Jimmy Bermúdez

Personal information
- Full name: Jimmy Bermúdez Valencia
- Date of birth: 16 December 1987 (age 38)
- Place of birth: Puerto Tejada, Colombia
- Height: 1.83 m (6 ft 0 in)
- Position: Centre back

Youth career
- 2004: Boca Juniors de Cali
- 200?–2006: Atlético Nacional

Senior career*
- Years: Team / Apps / (Gls)
- 2006: → Alianza Petrolera (loan)
- 2006: → Atlético Bucaramanga (loan) / 11 / (0)
- 2007–2009: Atlético Nacional / 9 / (0)
- 2010: Envigado / 25 / (0)
- 2011: Atlético Huila / 10 / (0)
- 2012–2016: LDU Loja / 66 / (0)
- 2014–2015: → Atlante (loan) / 17 / (0)
- 2015–2017: Atlante / 35 / (0)
- 2017–2018: Rionegro Águilas / 2 / (0)
- 2018: Atlético / 13 / (0)
- 2019: Leones Vegetarianos
- 2020: Olmedo / 8 / (0)

International career^{‡}
- 2007: Colombia U20 / 6 / (0)
- 2013–2014: Equatorial Guinea / 4 / (1)

= Jimmy Bermúdez =

Footballer (born 1987)

Jimmy Bermúdez Valencia (born 16 December 1987) is a former professional footballer who played as a defender. Mainly a centre-back, he also operated as a full-back.

Formed at Boca Juniors de Cali, Bermúdez joined Colombian giants Atlético Nacional and was loaned to Alianza Petrolera in the Categoría Primera B, where he began his professional career. After a second loan, this time to Atlético Bucaramanga in the Categoría Primera A, he was able to play with Atlético Nacional, winning Categoría Primera A. He later played for other Colombian clubs and for sides in Ecuador, Mexico and Equatorial Guinea.

Born and raised in Colombia to Colombian parents, Bermúdez officially played for the Colombia national under-20 team. He later appeared with the Equatorial Guinea national team, after people from the Central African nation liked of some of his football highlights on YouTube and contacted him via his Facebook fanpage.

==Club career==
He played for LDU Loja in two editions of Copa Sudamericana (2012 and 2013).

==International career==
Baermúdez was a starter for Colombia in the 2007 South American U-20 Championship.

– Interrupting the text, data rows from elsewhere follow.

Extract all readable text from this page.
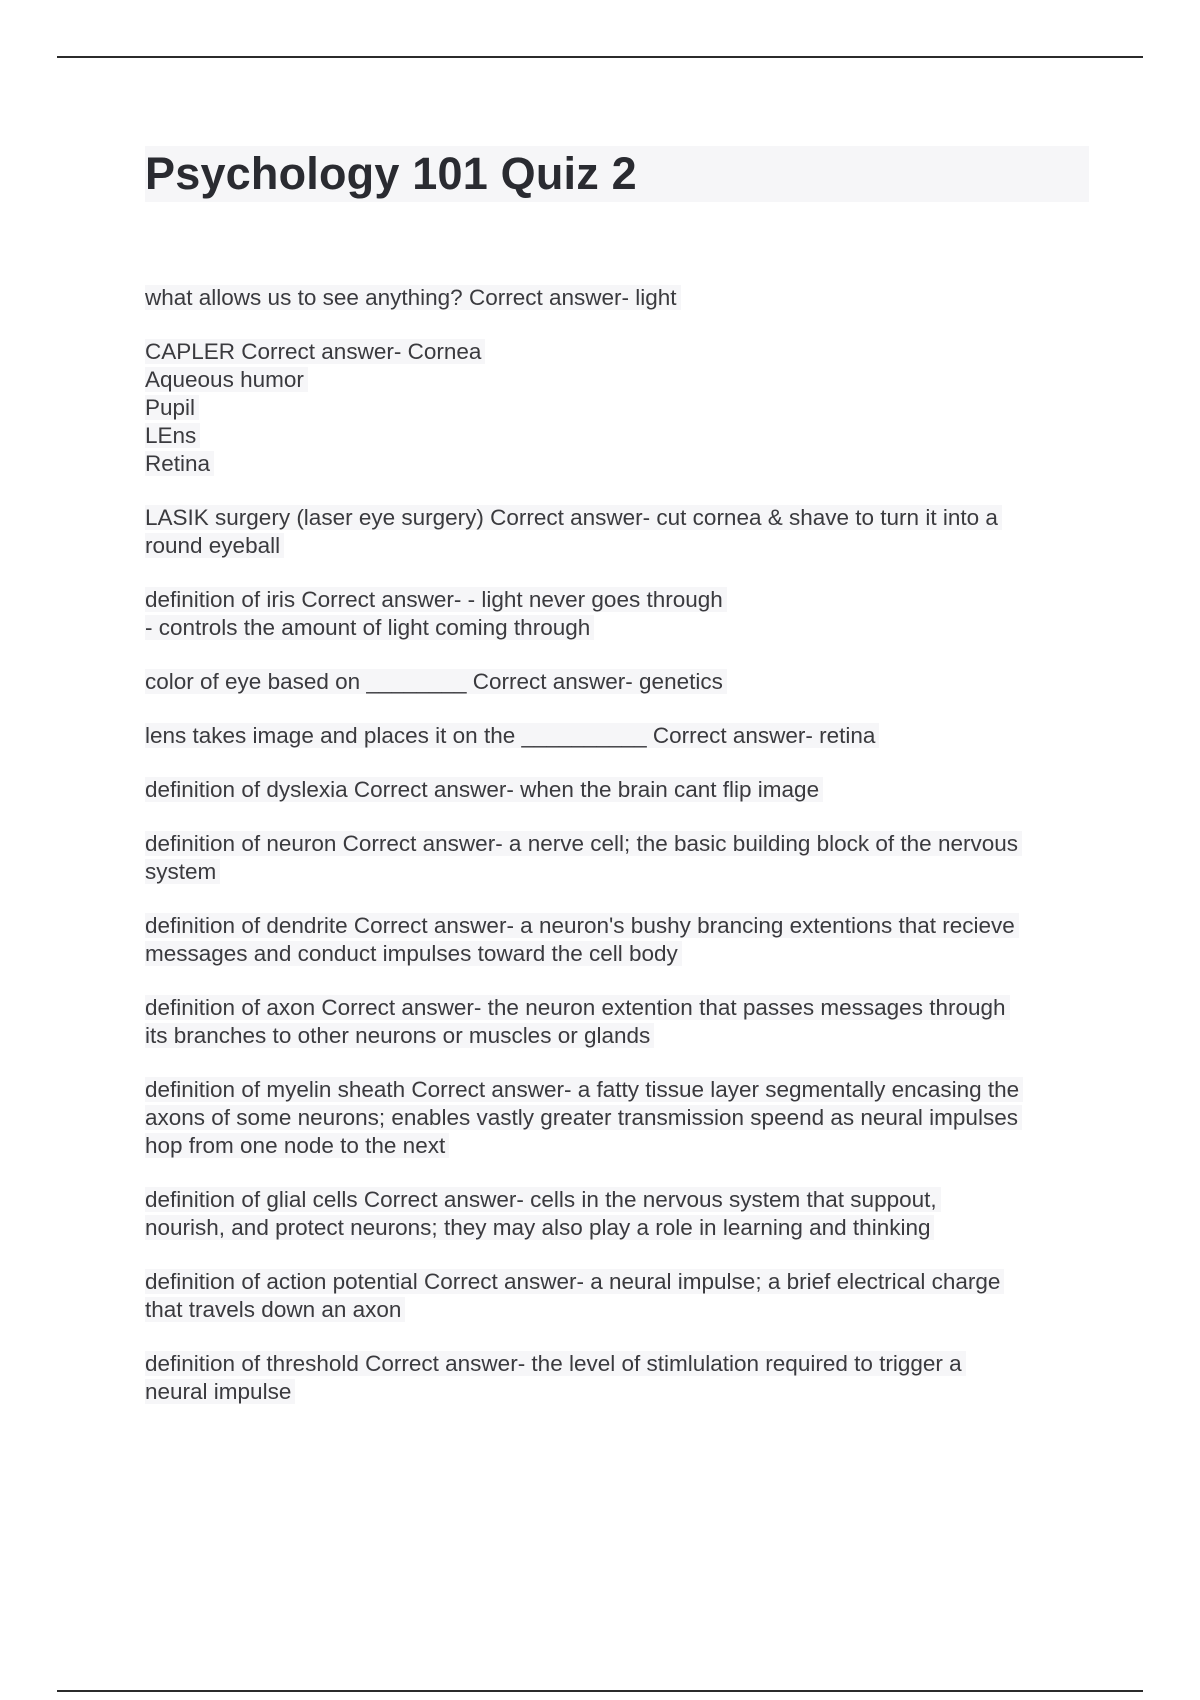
Psychology 101 Quiz 2
what allows us to see anything? Correct answer- light
CAPLER Correct answer- Cornea
Aqueous humor
Pupil
LEns
Retina
LASIK surgery (laser eye surgery) Correct answer- cut cornea & shave to turn it into a
round eyeball
definition of iris Correct answer- - light never goes through
- controls the amount of light coming through
color of eye based on ________ Correct answer- genetics
lens takes image and places it on the __________ Correct answer- retina
definition of dyslexia Correct answer- when the brain cant flip image
definition of neuron Correct answer- a nerve cell; the basic building block of the nervous
system
definition of dendrite Correct answer- a neuron's bushy brancing extentions that recieve
messages and conduct impulses toward the cell body
definition of axon Correct answer- the neuron extention that passes messages through
its branches to other neurons or muscles or glands
definition of myelin sheath Correct answer- a fatty tissue layer segmentally encasing the
axons of some neurons; enables vastly greater transmission speend as neural impulses
hop from one node to the next
definition of glial cells Correct answer- cells in the nervous system that suppout,
nourish, and protect neurons; they may also play a role in learning and thinking
definition of action potential Correct answer- a neural impulse; a brief electrical charge
that travels down an axon
definition of threshold Correct answer- the level of stimlulation required to trigger a
neural impulse
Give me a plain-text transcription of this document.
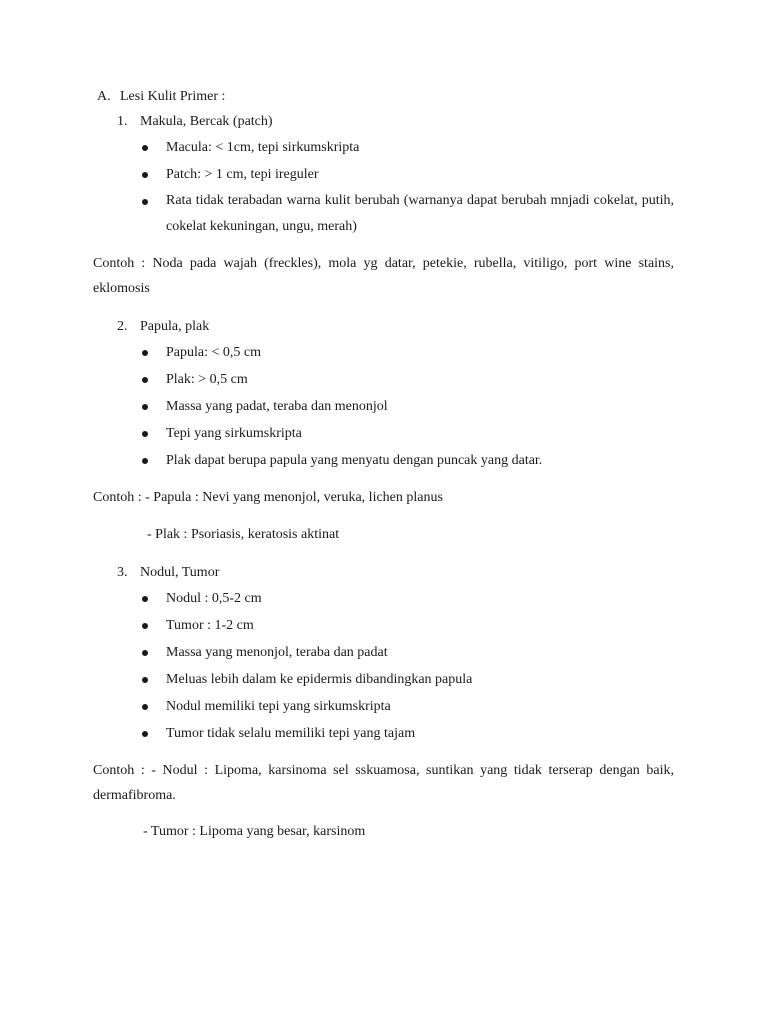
A. Lesi Kulit Primer :
1. Makula, Bercak (patch)
Macula: < 1cm, tepi sirkumskripta
Patch: > 1 cm, tepi ireguler
Rata tidak terabadan warna kulit berubah (warnanya dapat berubah mnjadi cokelat, putih, cokelat kekuningan, ungu, merah)
Contoh : Noda pada wajah (freckles), mola yg datar, petekie, rubella, vitiligo, port wine stains, eklomosis
2. Papula, plak
Papula: < 0,5 cm
Plak: > 0,5 cm
Massa yang padat, teraba dan menonjol
Tepi yang sirkumskripta
Plak dapat berupa papula yang menyatu dengan puncak yang datar.
Contoh : - Papula : Nevi yang menonjol, veruka, lichen planus
- Plak : Psoriasis, keratosis aktinat
3. Nodul, Tumor
Nodul : 0,5-2 cm
Tumor : 1-2 cm
Massa yang menonjol, teraba dan padat
Meluas lebih dalam ke epidermis dibandingkan papula
Nodul memiliki tepi yang sirkumskripta
Tumor tidak selalu memiliki tepi yang tajam
Contoh : - Nodul : Lipoma, karsinoma sel sskuamosa, suntikan yang tidak terserap dengan baik, dermafibroma.
- Tumor : Lipoma yang besar, karsinom
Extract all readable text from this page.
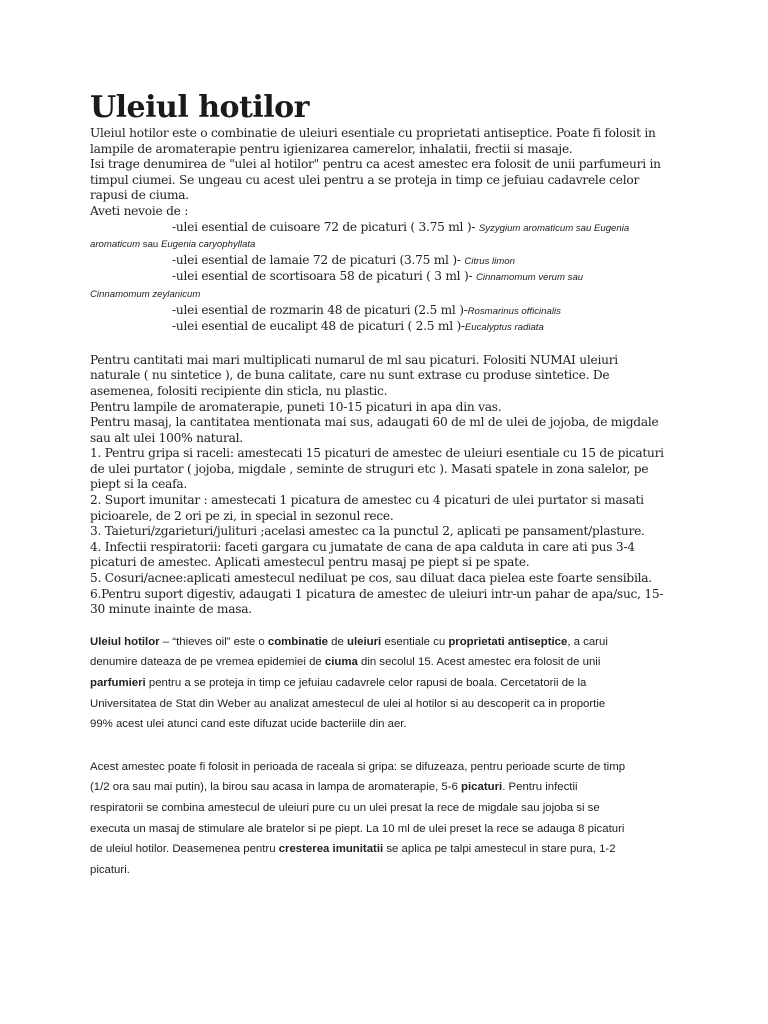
Uleiul hotilor
Uleiul hotilor este o combinatie de uleiuri esentiale cu proprietati antiseptice. Poate fi folosit in
lampile de aromaterapie pentru igienizarea camerelor, inhalatii, frectii si masaje.
Isi trage denumirea de "ulei al hotilor" pentru ca acest amestec era folosit de unii parfumeuri in
timpul ciumei. Se ungeau cu acest ulei pentru a se proteja in timp ce jefuiau cadavrele celor
rapusi de ciuma.
Aveti nevoie de :
-ulei esential de cuisoare 72 de picaturi ( 3.75 ml )- Syzygium aromaticum sau Eugenia
aromaticum sau Eugenia caryophyllata
-ulei esential de lamaie 72 de picaturi (3.75 ml )- Citrus limon
-ulei esential de scortisoara 58 de picaturi ( 3 ml )- Cinnamomum verum sau
Cinnamomum zeylanicum
-ulei esential de rozmarin 48 de picaturi (2.5 ml )-Rosmarinus officinalis
-ulei esential de eucalipt 48 de picaturi ( 2.5 ml )-Eucalyptus radiata
Pentru cantitati mai mari multiplicati numarul de ml sau picaturi. Folositi NUMAI uleiuri
naturale ( nu sintetice ), de buna calitate, care nu sunt extrase cu produse sintetice. De
asemenea, folositi recipiente din sticla, nu plastic.
Pentru lampile de aromaterapie, puneti 10-15 picaturi in apa din vas.
Pentru masaj, la cantitatea mentionata mai sus, adaugati 60 de ml de ulei de jojoba, de migdale
sau alt ulei 100% natural.
1. Pentru gripa si raceli: amestecati 15 picaturi de amestec de uleiuri esentiale cu 15 de picaturi
de ulei purtator ( jojoba, migdale , seminte de struguri etc ). Masati spatele in zona salelor, pe
piept si la ceafa.
2. Suport imunitar : amestecati 1 picatura de amestec cu 4 picaturi de ulei purtator si masati
picioarele, de 2 ori pe zi, in special in sezonul rece.
3. Taieturi/zgarieturi/julituri ;acelasi amestec ca la punctul 2, aplicati pe pansament/plasture.
4. Infectii respiratorii: faceti gargara cu jumatate de cana de apa calduta in care ati pus 3-4
picaturi de amestec. Aplicati amestecul pentru masaj pe piept si pe spate.
5. Cosuri/acnee:aplicati amestecul nediluat pe cos, sau diluat daca pielea este foarte sensibila.
6.Pentru suport digestiv, adaugati 1 picatura de amestec de uleiuri intr-un pahar de apa/suc, 15-
30 minute inainte de masa.
Uleiul hotilor – “thieves oil” este o combinatie de uleiuri esentiale cu proprietati antiseptice, a carui
denumire dateaza de pe vremea epidemiei de ciuma din secolul 15. Acest amestec era folosit de unii
parfumieri pentru a se proteja in timp ce jefuiau cadavrele celor rapusi de boala. Cercetatorii de la
Universitatea de Stat din Weber au analizat amestecul de ulei al hotilor si au descoperit ca in proportie
99% acest ulei atunci cand este difuzat ucide bacteriile din aer.
Acest amestec poate fi folosit in perioada de raceala si gripa: se difuzeaza, pentru perioade scurte de timp
(1/2 ora sau mai putin), la birou sau acasa in lampa de aromaterapie, 5-6 picaturi. Pentru infectii
respiratorii se combina amestecul de uleiuri pure cu un ulei presat la rece de migdale sau jojoba si se
executa un masaj de stimulare ale bratelor si pe piept. La 10 ml de ulei preset la rece se adauga 8 picaturi
de uleiul hotilor. Deasemenea pentru cresterea imunitatii se aplica pe talpi amestecul in stare pura, 1-2
picaturi.
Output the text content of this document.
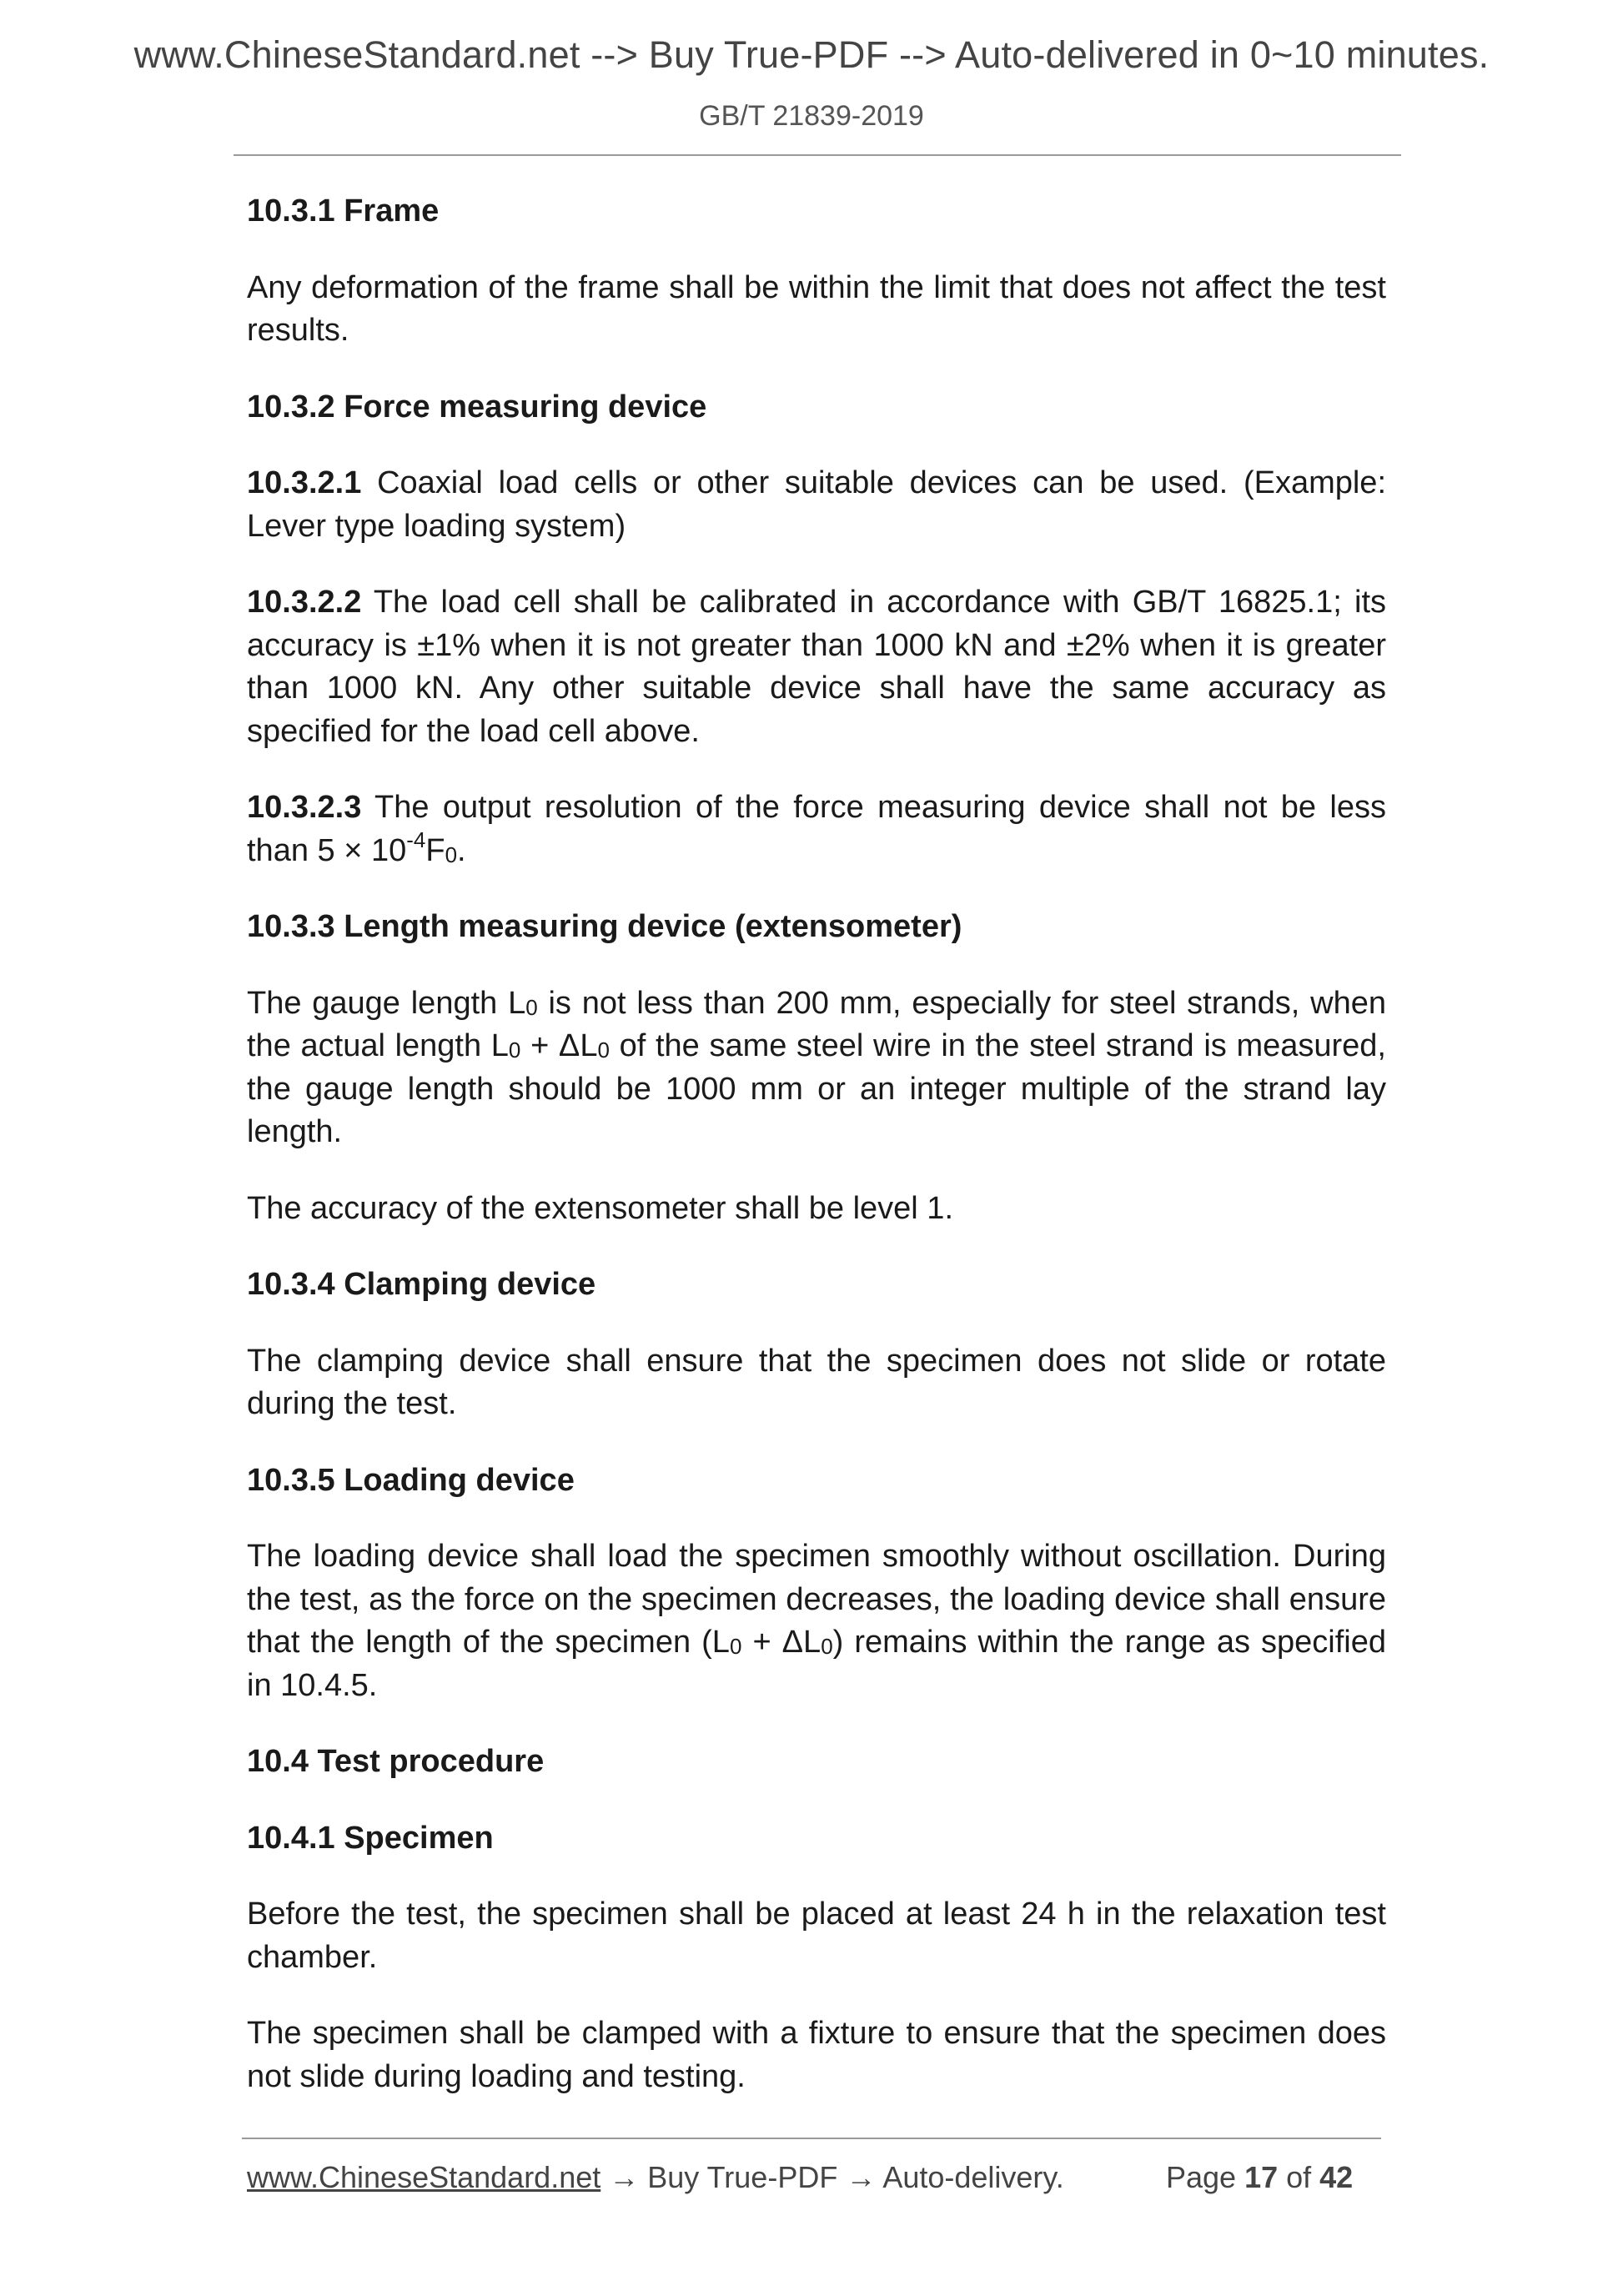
www.ChineseStandard.net --> Buy True-PDF --> Auto-delivered in 0~10 minutes.
GB/T 21839-2019
10.3.1 Frame
Any deformation of the frame shall be within the limit that does not affect the test results.
10.3.2 Force measuring device
10.3.2.1 Coaxial load cells or other suitable devices can be used. (Example: Lever type loading system)
10.3.2.2 The load cell shall be calibrated in accordance with GB/T 16825.1; its accuracy is ±1% when it is not greater than 1000 kN and ±2% when it is greater than 1000 kN. Any other suitable device shall have the same accuracy as specified for the load cell above.
10.3.2.3 The output resolution of the force measuring device shall not be less than $5 \times 10^{-4}F_0$.
10.3.3 Length measuring device (extensometer)
The gauge length $L_0$ is not less than 200 mm, especially for steel strands, when the actual length $L_0 + \Delta L_0$ of the same steel wire in the steel strand is measured, the gauge length should be 1000 mm or an integer multiple of the strand lay length.
The accuracy of the extensometer shall be level 1.
10.3.4 Clamping device
The clamping device shall ensure that the specimen does not slide or rotate during the test.
10.3.5 Loading device
The loading device shall load the specimen smoothly without oscillation. During the test, as the force on the specimen decreases, the loading device shall ensure that the length of the specimen $(L_0 + \Delta L_0)$ remains within the range as specified in 10.4.5.
10.4 Test procedure
10.4.1 Specimen
Before the test, the specimen shall be placed at least 24 h in the relaxation test chamber.
The specimen shall be clamped with a fixture to ensure that the specimen does not slide during loading and testing.
www.ChineseStandard.net → Buy True-PDF → Auto-delivery.	Page 17 of 42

In May 2013, Bermúdez was purchased by the Equatoguinean football team, which then he began to represent, received Equatoguinean citizenship and getting €3,000 for each match played.

===International goal===
Scores and results list Equatorial Guinea's goal tally first, score column indicates score after each Bermúdez goal.

List of international goals scored by Bermúdez
| No. | Date | Venue | Opponent | Score | Result | Competition |
|---|---|---|---|---|---|---|
| 1 | 16 November 2013 | Estadio de Malabo, Malabo, Equatorial Guinea | Spain | 1–1 | 1–2 | Friendly match |

===Controversy about eligibility===
Bermúdez recognizes that he is not of Equatorial Guinean descent, but considers he can represent the African country as he has not played for Colombia at senior level. According to FIFA's rules, footballers should be holders of the second nationality at the time of playing youth international matches with the original country. This rule has already been applied in the similar case of Portuguese-based Brazilian footballer Fernando. Additionally, when Bermúdez made his international debut with Equatorial Guinea, on 8 June 2013, he had spent his entire club career in Colombia and Ecuador. This aspect violated, thus, the condition D of the relevant current FIFA statute about the eligibility of a player, Article 17: Acquisition of a new nationality, which says: «He has lived continuously for at least five years after reaching the age of 18 on the territory of the relevant Association». Bermúdez was never punished by any of these two situations.